Imperative Language Abstract Syntax Trees - [State 0]

In this state, we have the IL trees of all the input files, provided in the form of serialized Abstract Syntax Trees. Polish pre-order notation: Operator first, then sub-trees. Operators are encoded as small integers. They could be encoded as single bytes, as there are only 192 of them at present. List-arity operators have a special marker for end-of-list. Fixed-arity operators do not need/have a marker for end-of-list. Leaf operators are followed by their “value”, either an integer or a String.

The IL language (Imperative Language) is a union of the constructs encountered in the various input languages that Tapenade accepts. IL may grow with new constructs as needed when extending Tapenade to new languages. At present it holds 192 operators. IL has no concrete syntax, to emphasize the fact that it is an abstract language that is not bound to anyone’s concrete syntax, be it Fortran, C, or others.

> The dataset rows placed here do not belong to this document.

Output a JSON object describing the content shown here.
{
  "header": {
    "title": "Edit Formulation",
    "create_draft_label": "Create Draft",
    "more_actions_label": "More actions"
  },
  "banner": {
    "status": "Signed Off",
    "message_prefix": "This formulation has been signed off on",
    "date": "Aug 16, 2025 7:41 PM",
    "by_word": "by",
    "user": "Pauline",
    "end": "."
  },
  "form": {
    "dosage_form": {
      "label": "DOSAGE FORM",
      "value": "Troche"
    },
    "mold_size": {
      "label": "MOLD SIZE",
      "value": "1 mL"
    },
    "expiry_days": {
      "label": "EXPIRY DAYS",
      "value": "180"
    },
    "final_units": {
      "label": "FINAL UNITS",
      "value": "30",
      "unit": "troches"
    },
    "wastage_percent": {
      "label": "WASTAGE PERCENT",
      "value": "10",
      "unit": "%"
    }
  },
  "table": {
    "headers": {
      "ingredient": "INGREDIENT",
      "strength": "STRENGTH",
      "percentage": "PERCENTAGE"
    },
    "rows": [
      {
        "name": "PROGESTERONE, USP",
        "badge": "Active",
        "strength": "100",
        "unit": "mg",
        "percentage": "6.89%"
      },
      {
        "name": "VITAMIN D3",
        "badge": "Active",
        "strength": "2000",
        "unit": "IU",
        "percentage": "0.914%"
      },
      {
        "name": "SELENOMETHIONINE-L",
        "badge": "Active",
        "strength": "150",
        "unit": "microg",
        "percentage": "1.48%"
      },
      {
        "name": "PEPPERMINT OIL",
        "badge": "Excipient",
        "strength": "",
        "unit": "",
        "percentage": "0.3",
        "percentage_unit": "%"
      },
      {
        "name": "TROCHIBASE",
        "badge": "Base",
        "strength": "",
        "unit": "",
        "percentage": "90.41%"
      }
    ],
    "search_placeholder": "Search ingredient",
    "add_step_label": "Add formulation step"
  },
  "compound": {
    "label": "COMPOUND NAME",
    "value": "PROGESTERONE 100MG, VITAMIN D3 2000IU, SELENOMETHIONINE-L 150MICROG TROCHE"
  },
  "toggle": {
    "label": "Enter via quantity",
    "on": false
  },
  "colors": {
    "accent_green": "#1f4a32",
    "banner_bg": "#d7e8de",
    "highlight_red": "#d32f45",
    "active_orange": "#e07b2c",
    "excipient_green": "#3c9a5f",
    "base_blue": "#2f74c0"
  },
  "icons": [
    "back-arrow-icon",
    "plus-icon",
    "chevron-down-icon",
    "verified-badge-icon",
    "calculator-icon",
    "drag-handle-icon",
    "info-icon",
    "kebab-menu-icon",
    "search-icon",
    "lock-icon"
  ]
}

IL only has an abstract syntax (a collection of operators, each one specifying its expected sub-trees). Each sub-tree of a given operator is specified by a “phylum”, which is the set of acceptable head operators for this sub-tree.

Obviously, IL also has a semantics, which is in general clear from the operator’s definition and from the construct they originate from in an actual language. However, when some IL constructs have to define their semantics more precisely, this must be written down in the syntaxIL.md description.